Itu hanyalah contoh kecil dari beberapa kejadian factual yang telah terjadi dibelahan Nusantara ini, gerakan aktifis mahasiswa di Jember hanya gambaran kecil bahwa kebijakan yang dikeluarkan oleh pemerintah tersebut sangatlah tidak realistis bahkan terkesan kaku.

Dapat kita bayangkan, ditengah carut-marutnya kondisi perekonomian bangsa, termasuk menderitanya rakyat akibat naiknya harga BBM, lagi-lagi pemerintah malah mengeluarkan kebijakan tentang BKM, pertanyaannya adalah apakah kebijakan ini memang betul-betul murni upaya pemerintah dalam meringankan mahasiswa yang tergolong miskin, atau jangan-jangan semua itu adalah upaya konspiratif untuk menghentikan gerakan mahasiswa dalam menyuarakan kebebasan  serta kemerdekaan rakyat ditengah naiknya harga BBM, atau sederhananya ini adalah pengalihan isu untuk membendung gejolak massa.

Tulisan singkat ini akan mencoba menganalisis secara gamblang diskursus tersebut, Pertama: kita awali dengan mencoba melihat kondisi riel masyarakat Indonesia pasca dikeluarkannya kebijakan naiknya harga BBM, secara konseptual keputusan itu didasari oleh adanya pertimbangan untuk menyelamatkan APBN, karena naiknya harga minyak mentah dunia sekian persen per-barel, sehingga mau tidak mau harga BBM harus dinaikkan. Pertimbangan lain subsidi BBM yang diberikan pemerintah selama ini secara factual tidak sepenuhnya bisa dinikmati oleh masyarakat akar rumput, justru banyak dimanfaatkan oleh kalangan elit, maka dalam upaya objektifikasi subsidi BBM tersebut pemerintah harus mencabut subsidi BBM yang berimplikasi pada dinaikkannya harga BBM, yang idealnya subsidi yang dicabut tersebut akan tersalurkan secara tepat, objektif kepada masyarakat yang betul-betul berhak menerimanya.

Kedua: Konsep utama pemerintah untuk melakukan objektifikasi penyaluran subsidi  BBM yang telah dicabut itu, maka diputuskanlah  pemberian Bantuan Langsung Tunai (BLT jilid II) kepada masyarakat miskin. Lagi-lagi secara konseptual upaya ini dalam rangka memberikan bantuan secara objektif kepada masyarakat tidak mampu, sehingga mereka yang betul-betul membutuhkan akan secara langsung merasakan bantuan tersebut.

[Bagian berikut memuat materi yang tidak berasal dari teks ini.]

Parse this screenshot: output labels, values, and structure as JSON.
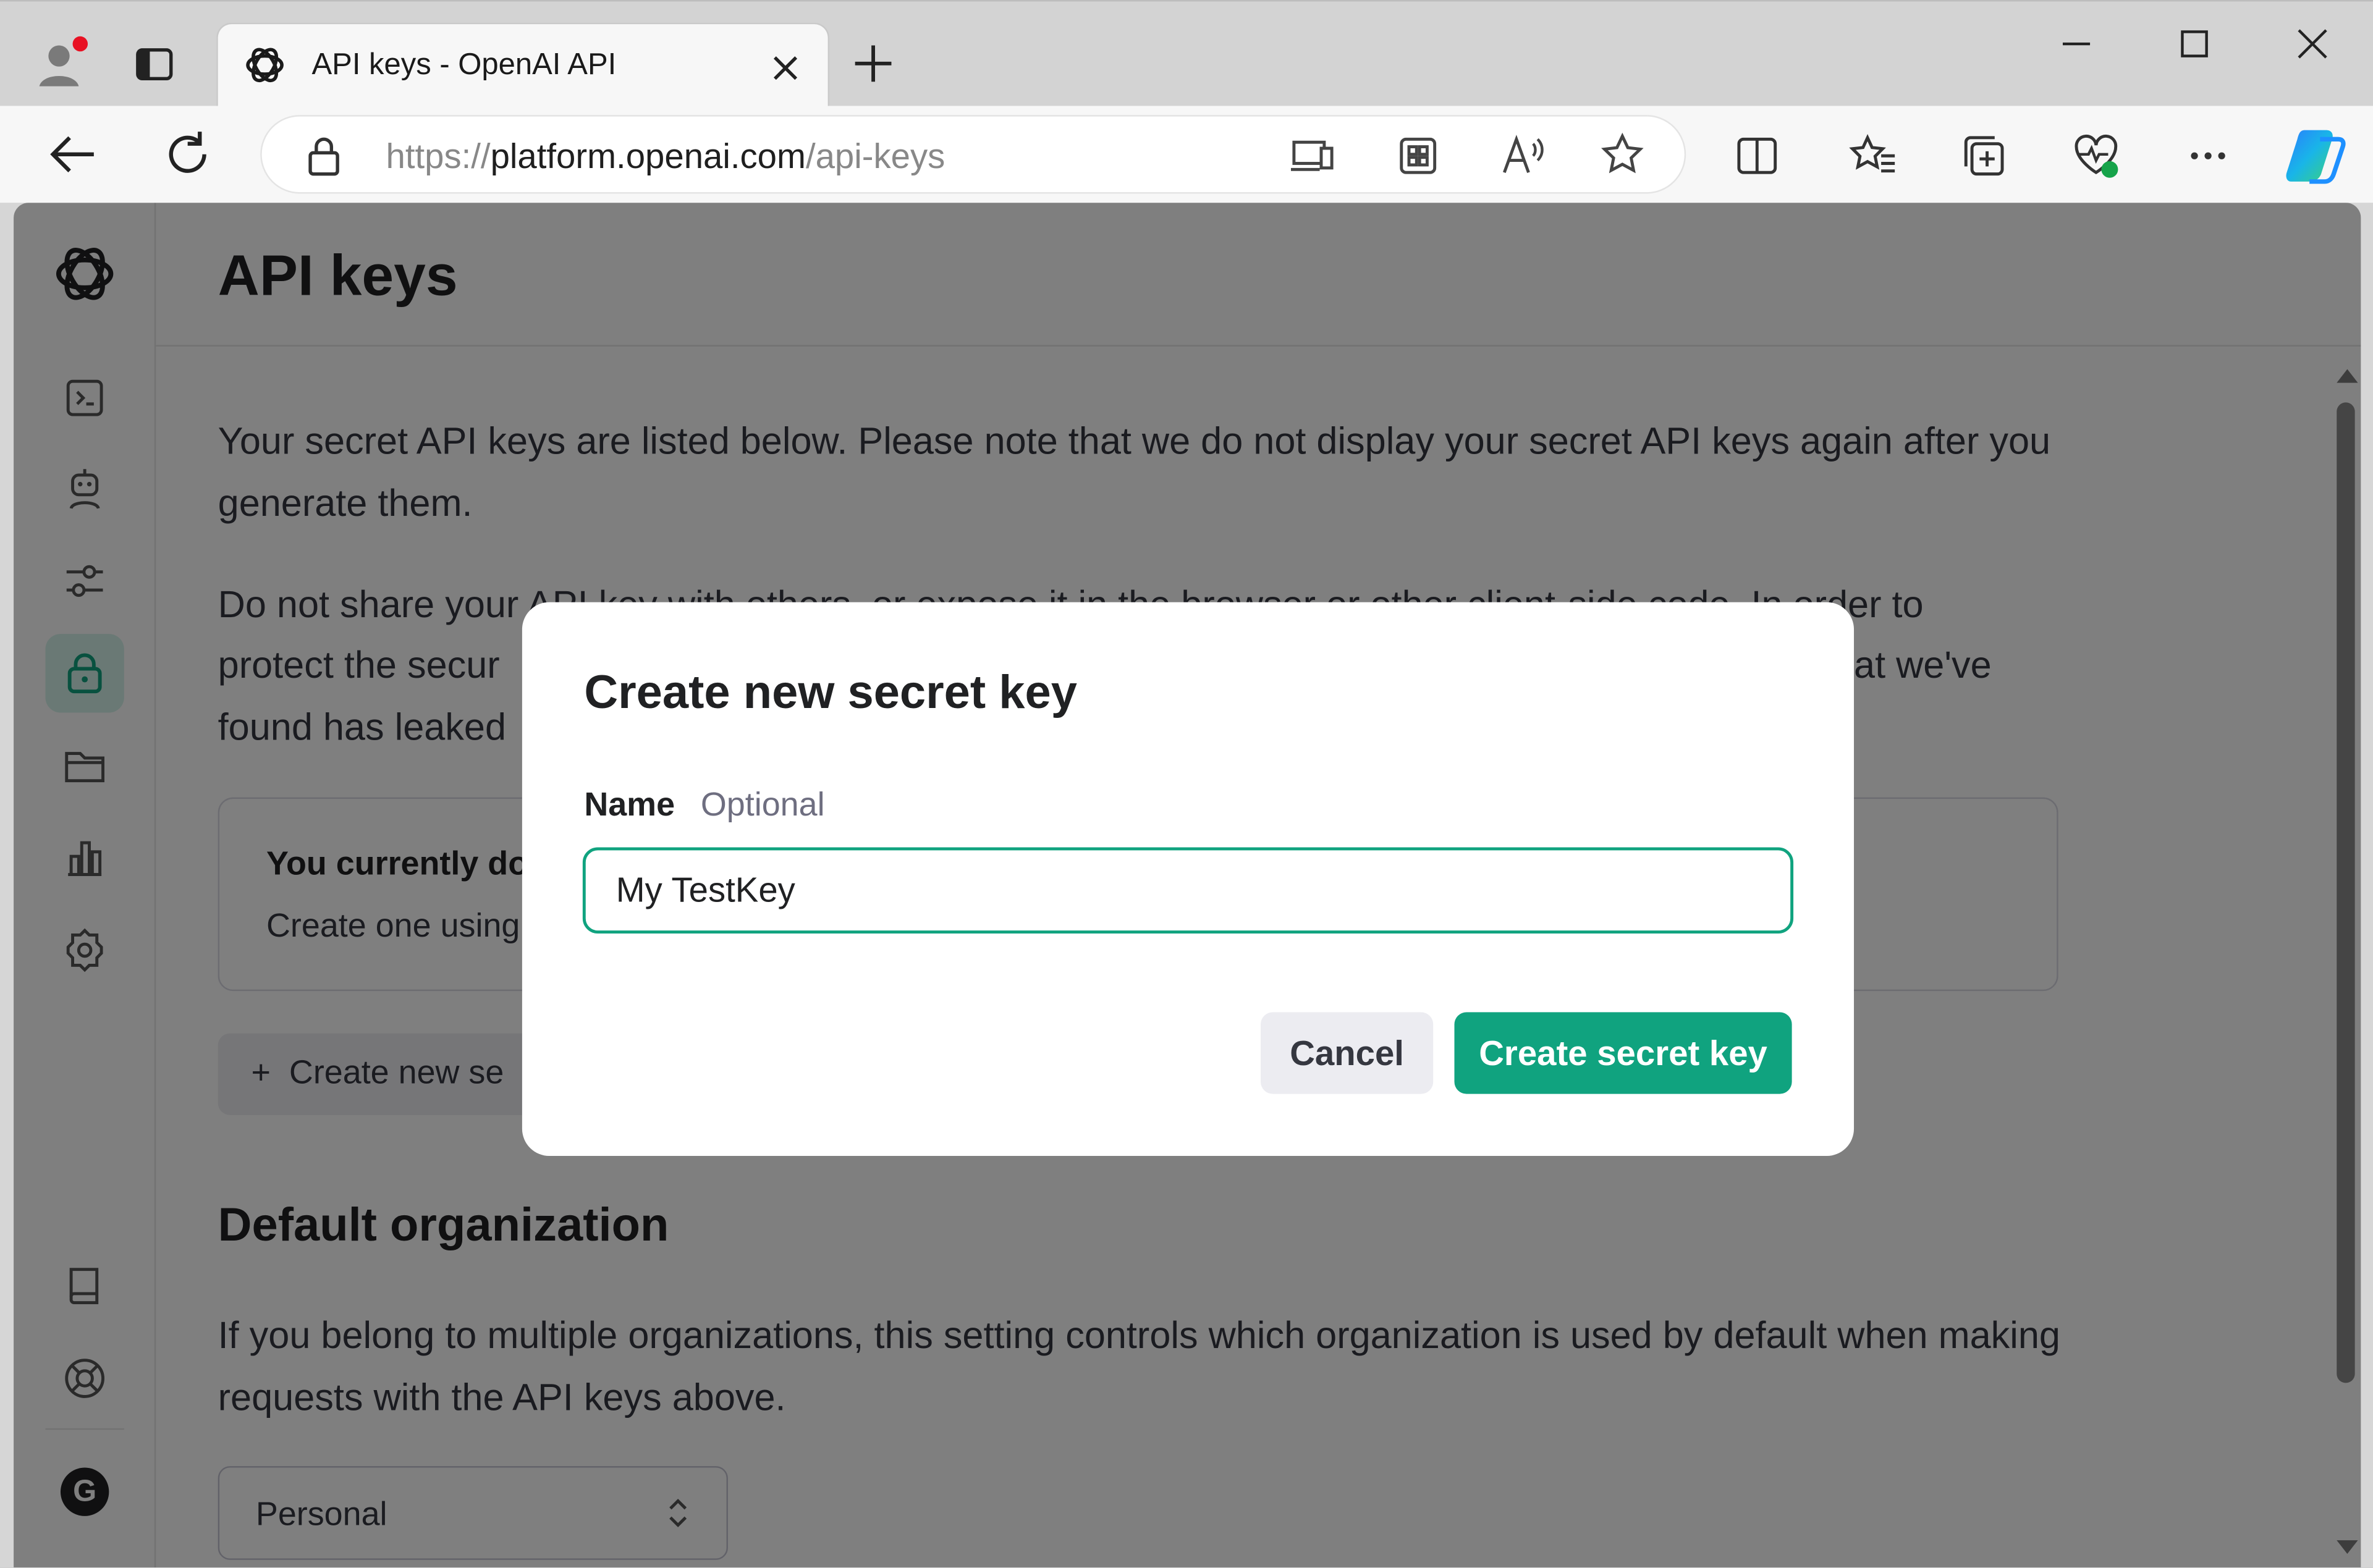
{
  "browser": {
    "tab_title": "API keys - OpenAI API",
    "url_prefix": "https://",
    "url_host": "platform.openai.com",
    "url_path": "/api-keys"
  },
  "sidebar": {
    "items": [
      "playground-icon",
      "assistants-icon",
      "fine-tuning-icon",
      "api-keys-icon",
      "storage-icon",
      "usage-icon",
      "settings-icon",
      "docs-icon",
      "help-icon"
    ],
    "active": "api-keys-icon",
    "avatar_letter": "G"
  },
  "page": {
    "title": "API keys",
    "intro": "Your secret API keys are listed below. Please note that we do not display your secret API keys again after you generate them.",
    "warning_line1": "Do not share your API key with others, or expose it in the browser or other client-side code. In order to",
    "warning_line2_left": "protect the secur",
    "warning_line2_right": "at we've",
    "warning_line3": "found has leaked",
    "notice_title": "You currently do",
    "notice_body": "Create one using",
    "create_button_partial": "+  Create new se",
    "default_org_title": "Default organization",
    "default_org_desc": "If you belong to multiple organizations, this setting controls which organization is used by default when making requests with the API keys above.",
    "org_select_value": "Personal"
  },
  "modal": {
    "title": "Create new secret key",
    "name_label": "Name",
    "name_hint": "Optional",
    "name_value": "My TestKey",
    "cancel_label": "Cancel",
    "submit_label": "Create secret key"
  },
  "colors": {
    "accent": "#10a37f",
    "overlay": "rgba(0,0,0,0.5)"
  }
}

Ketiga: Kita mencoba mengkaji secara kritis kedua konsep di atas setelah direalisasikan di Negara tercinta ini. Fakta berbicara, ternyata yang terjadi di lapangan malah tidak sesuai dengan yang diharapkan, dari awal rencana realisasi kebijakan tersebut telah menuai kontroversi dari level masyarakat bawah hingga tingkat elit, hal itu disebabkan oleh karena kebijakan tersebut masih jauh dari harapan masyarakat. Pencabutan subsidi BBM yang kenudian diproyeksikan untuk diberikan secara langsug dalam wujud BLT justru menyusahkan rakyat sendiri. Bayangkan BLT yang direncanakan akan segera dicairkan malah menuai protes, fakta dibawah banyak BLT yang masih ditahan oleh petugas, akibatnya masyarakat bergejolak dan berimbas pada munculnya konflik di tingkat bawah.

Akibat dari persoalan tersebut, maka terjadilah gelombang aksi demonstrasi yang terjadi diseluruh pelosok nusantara, mulai dari masyarakat biasa hingga kalangan mahasiswa memprotes bahkan mengecam kebijakan tersebut, tidak hanya itu, tindakan anarkhis juga tak bisa dihindari seperti pembakaran poster Presiden dan wakil Presiden yang menjadi symbol kekesalan terhadap orang nomor satu di negeri ini yang dianggap telah bertindak semenah-menah, ujungnya terjadilah penangkapan bahkan penganiayaan terhadap aktifis demonstran oleh aparat keamanan.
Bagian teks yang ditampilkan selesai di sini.